The boys I teach arrive with an array of special educational needs. Basic difficulties in literacy are a given. Peel away the layers and there are the familiar issues; dyslexia, problems with short-term memory; hearing problems, eye-sight problems (how many students need an eye test?) organisational difficulties, poor handwriting, poor motivation and low self-esteem. In fact, on reflection, I am amazed that aged 11 some of these boys are still willing to try!

I start my Year 7 English classes in the world of newspaper reporting. With the help of the site-manager and school secretary we managed to create an incident on the playground that needs reporting. Amidst the ketchup and hysteria a story emerges and the results in terms of finished article are usually worth it. However, the amount of support needed in terms of recalling what happened, sequencing it and spelling it, is as you imagine.

Enter the Flip Camera

Easily recording the whole incident and any additional comments from passing senior staff, the boys were literally begging to get back to the classroom to start writing up. I feared a ‘verbatim transcript’ but instead I got a pleasant surprise. With the pressure of writing notes on the action removed, the boys were able to make much more detailed observations of the action. This enhanced power of observation led to more sophisticated vocabulary choices, for example, ‘then’ was replaced with ‘immediately’ and ‘went’ with ‘sprinting’.

The simple writing frame provided proved enough structure because the playback option allowed easy sequencing of the story. Individuals could work at their own pace without the endless ‘recaps’ that frustrate some.
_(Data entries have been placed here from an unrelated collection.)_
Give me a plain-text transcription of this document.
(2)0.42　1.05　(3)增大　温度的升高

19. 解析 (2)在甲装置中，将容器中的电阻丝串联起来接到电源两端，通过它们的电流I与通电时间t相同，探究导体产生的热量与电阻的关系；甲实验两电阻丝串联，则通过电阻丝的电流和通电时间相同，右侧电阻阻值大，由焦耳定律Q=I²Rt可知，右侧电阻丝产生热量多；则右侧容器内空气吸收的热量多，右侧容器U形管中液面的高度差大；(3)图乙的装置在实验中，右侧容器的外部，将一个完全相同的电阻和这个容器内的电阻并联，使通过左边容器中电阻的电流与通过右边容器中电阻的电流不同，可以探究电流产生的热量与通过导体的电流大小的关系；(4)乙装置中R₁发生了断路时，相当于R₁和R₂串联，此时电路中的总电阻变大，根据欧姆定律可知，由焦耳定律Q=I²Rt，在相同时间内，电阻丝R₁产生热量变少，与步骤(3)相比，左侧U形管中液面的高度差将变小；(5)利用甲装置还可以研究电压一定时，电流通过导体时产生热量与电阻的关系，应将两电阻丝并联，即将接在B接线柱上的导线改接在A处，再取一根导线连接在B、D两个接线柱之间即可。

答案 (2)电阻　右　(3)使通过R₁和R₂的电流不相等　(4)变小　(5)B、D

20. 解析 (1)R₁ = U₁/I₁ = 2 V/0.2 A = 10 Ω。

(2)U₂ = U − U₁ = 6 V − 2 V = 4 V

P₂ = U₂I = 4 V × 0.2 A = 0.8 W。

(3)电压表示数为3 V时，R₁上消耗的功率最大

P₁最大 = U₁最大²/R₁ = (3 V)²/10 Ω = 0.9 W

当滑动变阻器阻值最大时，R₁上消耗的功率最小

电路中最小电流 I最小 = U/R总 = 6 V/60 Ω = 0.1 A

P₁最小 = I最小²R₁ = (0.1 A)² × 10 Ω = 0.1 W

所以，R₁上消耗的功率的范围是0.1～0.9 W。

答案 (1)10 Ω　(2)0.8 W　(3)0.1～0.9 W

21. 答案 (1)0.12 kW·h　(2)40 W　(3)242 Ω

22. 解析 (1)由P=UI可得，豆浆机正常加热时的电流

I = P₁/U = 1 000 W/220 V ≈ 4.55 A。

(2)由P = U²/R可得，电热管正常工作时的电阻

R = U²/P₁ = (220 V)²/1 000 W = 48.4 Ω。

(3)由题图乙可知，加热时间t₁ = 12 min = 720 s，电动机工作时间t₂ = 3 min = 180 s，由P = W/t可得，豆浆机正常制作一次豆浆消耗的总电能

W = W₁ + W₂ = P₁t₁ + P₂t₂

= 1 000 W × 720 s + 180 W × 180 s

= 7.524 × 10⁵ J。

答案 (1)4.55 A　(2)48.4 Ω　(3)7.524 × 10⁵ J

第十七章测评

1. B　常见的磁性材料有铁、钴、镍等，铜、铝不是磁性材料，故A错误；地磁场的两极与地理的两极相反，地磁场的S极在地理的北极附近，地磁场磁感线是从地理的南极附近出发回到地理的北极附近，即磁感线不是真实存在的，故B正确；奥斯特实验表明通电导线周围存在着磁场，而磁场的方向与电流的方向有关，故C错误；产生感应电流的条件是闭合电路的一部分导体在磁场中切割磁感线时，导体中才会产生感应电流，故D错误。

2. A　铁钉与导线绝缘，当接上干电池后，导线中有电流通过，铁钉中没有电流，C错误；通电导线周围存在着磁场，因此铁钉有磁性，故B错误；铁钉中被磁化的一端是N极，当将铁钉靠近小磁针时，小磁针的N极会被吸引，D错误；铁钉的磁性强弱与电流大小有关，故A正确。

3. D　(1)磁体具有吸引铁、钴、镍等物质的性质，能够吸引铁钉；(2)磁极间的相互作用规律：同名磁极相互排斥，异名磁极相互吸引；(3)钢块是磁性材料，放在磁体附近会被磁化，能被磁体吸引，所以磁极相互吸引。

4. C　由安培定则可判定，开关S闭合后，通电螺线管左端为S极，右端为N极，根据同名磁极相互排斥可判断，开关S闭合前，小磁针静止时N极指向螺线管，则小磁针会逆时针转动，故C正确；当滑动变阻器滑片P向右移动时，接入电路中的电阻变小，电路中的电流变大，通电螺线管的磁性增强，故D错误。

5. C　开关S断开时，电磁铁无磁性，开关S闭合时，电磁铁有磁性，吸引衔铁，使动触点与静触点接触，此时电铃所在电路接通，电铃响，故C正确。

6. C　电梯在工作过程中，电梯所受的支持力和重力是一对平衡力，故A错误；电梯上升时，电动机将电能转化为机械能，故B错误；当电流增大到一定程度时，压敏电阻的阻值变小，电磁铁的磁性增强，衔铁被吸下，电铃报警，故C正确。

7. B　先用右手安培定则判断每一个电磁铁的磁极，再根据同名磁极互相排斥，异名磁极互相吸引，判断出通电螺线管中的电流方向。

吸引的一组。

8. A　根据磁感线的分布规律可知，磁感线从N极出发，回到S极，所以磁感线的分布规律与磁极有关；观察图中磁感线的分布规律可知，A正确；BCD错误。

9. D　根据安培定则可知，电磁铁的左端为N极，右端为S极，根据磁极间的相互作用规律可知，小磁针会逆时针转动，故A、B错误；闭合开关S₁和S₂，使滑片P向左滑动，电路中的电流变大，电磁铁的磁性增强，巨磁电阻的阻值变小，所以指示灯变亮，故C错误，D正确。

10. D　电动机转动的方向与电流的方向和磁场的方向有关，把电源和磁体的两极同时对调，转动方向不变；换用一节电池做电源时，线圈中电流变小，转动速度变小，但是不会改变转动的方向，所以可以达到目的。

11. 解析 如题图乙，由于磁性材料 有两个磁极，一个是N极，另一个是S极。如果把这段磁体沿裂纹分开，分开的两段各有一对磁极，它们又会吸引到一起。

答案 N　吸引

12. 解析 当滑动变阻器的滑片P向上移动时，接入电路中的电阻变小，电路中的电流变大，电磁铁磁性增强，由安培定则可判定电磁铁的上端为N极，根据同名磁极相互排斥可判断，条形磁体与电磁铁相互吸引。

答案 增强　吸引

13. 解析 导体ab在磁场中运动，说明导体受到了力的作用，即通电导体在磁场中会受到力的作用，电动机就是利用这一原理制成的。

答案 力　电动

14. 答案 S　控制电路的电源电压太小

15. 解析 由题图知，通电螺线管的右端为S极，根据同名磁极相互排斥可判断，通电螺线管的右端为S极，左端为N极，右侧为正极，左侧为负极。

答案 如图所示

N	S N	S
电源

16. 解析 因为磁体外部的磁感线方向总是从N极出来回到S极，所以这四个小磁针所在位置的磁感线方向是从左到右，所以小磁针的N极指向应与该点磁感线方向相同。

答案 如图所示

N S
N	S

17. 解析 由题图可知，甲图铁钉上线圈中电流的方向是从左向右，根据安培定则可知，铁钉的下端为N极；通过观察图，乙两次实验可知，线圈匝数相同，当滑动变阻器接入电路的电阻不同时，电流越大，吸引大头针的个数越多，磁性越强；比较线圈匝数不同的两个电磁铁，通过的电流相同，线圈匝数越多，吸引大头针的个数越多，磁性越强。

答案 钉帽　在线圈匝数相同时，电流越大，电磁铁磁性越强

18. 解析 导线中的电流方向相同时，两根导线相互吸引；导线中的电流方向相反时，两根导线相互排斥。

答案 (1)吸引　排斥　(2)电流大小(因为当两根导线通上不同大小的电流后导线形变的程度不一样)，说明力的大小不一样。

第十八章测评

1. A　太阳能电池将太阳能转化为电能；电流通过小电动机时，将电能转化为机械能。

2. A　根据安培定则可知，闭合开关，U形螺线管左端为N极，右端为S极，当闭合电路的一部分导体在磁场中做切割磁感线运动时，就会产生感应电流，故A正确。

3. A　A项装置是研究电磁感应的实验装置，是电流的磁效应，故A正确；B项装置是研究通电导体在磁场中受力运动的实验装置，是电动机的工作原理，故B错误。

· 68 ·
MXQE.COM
Most importantly, work was completed with increased independence which as we know is a boost to self-esteem. The technology is so simple that the video can be exported and saved into student folders on the school network with ease. Record students reading out their newspaper reports and attach the files to your CASPA tracking system and you have your evidence for assessment.

As I write I am using the Flip Cameras to assist with a speaking and listening task: Save My Dog! My group of high-functioning autistic students have been using playback to monitor their use of eye-contact, voice intonation and gesture- all things that can be potential difficulties. But that is for another article.